Authsome is provider-side, not framework-side. It manages credentials for the services your agents call. The supported pattern for every framework is the same: wrap the agent invocation with uvx authsome run --. The local HTTP proxy intercepts outbound requests and injects the right Authorization header per provider. The agent’s environment never contains real secrets. If your agent is Python-native and you’re embedding authsome inside a larger orchestrator with custom storage or wiring, the library is available as a secondary surface. For everything else, the CLI and proxy are the right tools. This section has a page per agent framework with the install path, the proxy wiring, and any framework-specific notes.

Frameworks covered

Claude Code

Anthropic’s CLI for coding agents. Authsome ships as a bundled skill.

Codex

OpenAI’s coding agent. Run agents through the auth proxy.

Cursor

The Cursor IDE agent. Wire up MCP servers and shell commands against authsome.

OpenCode

OpenCode CLI. Use the proxy or env-var export.

Cowork

Multi-agent runtime. Per-agent profiles isolate credentials.

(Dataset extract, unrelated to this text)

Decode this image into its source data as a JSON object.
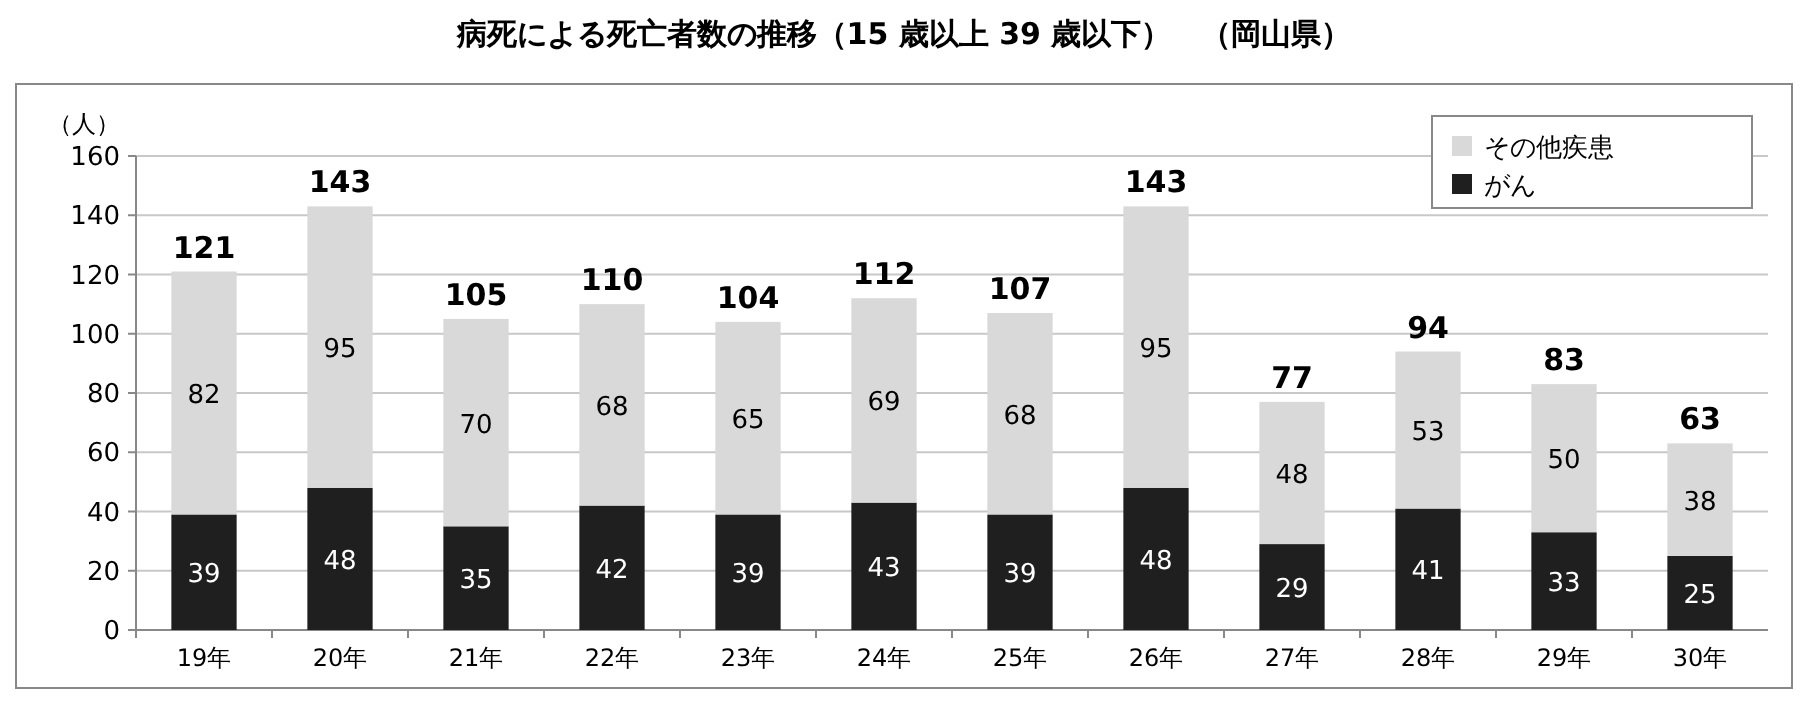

NanoClaw / OpenClaw / HermesAgent

Lightweight agent runners. Same patterns as the library path.

LangChain

Inject tokens at LLM/tool boundaries.

LlamaIndex

Wrap data-loader credentials behind authsome.

OpenAI Agents SDK

Replace OPENAI_API_KEY env-var management with proxy injection.

Anthropic SDK

Same idea for ANTHROPIC_API_KEY.

Generic Python agent

Any Python script that calls third-party APIs.
uvx authsome run -- python my_agent.py
The agent runs as a subprocess of authsome. A local HTTP proxy intercepts outbound requests and injects the right Authorization header per provider. The child process never sees the real secret because the proxy substitutes a placeholder env var like OPENAI_API_KEY=authsome-proxy-managed. See Run agents with the proxy. For SDKs that can’t route through an HTTP proxy (pinned TLS, non-HTTP protocols), fall back to: 
eval "$(uvx authsome export <provider> --format env)"
python my_agent.py
Same vault, same refresh, but the key is in the agent’s environment.

Embedding the library

If you’re building a larger Python orchestrator around authsome, you can drop below the CLI: 
from authsome.server.dependencies import create_auth_service

auth = create_auth_service()
token = auth.get_access_token("github", connection="default")
This is the embedding case. For everything else, the proxy is simpler. See Python library.

Per-framework notes

Each page in this section covers:
  • How to invoke authsome from that framework (skill, command wrapper, or library call).
  • The recommended security pattern.
  • Multi-account workflows where applicable.
  • Framework-specific gotchas (TLS pinning, env-var precedence, MCP wiring).
If a framework you use isn’t listed, the generic patterns are in Run agents with the proxy and Python library.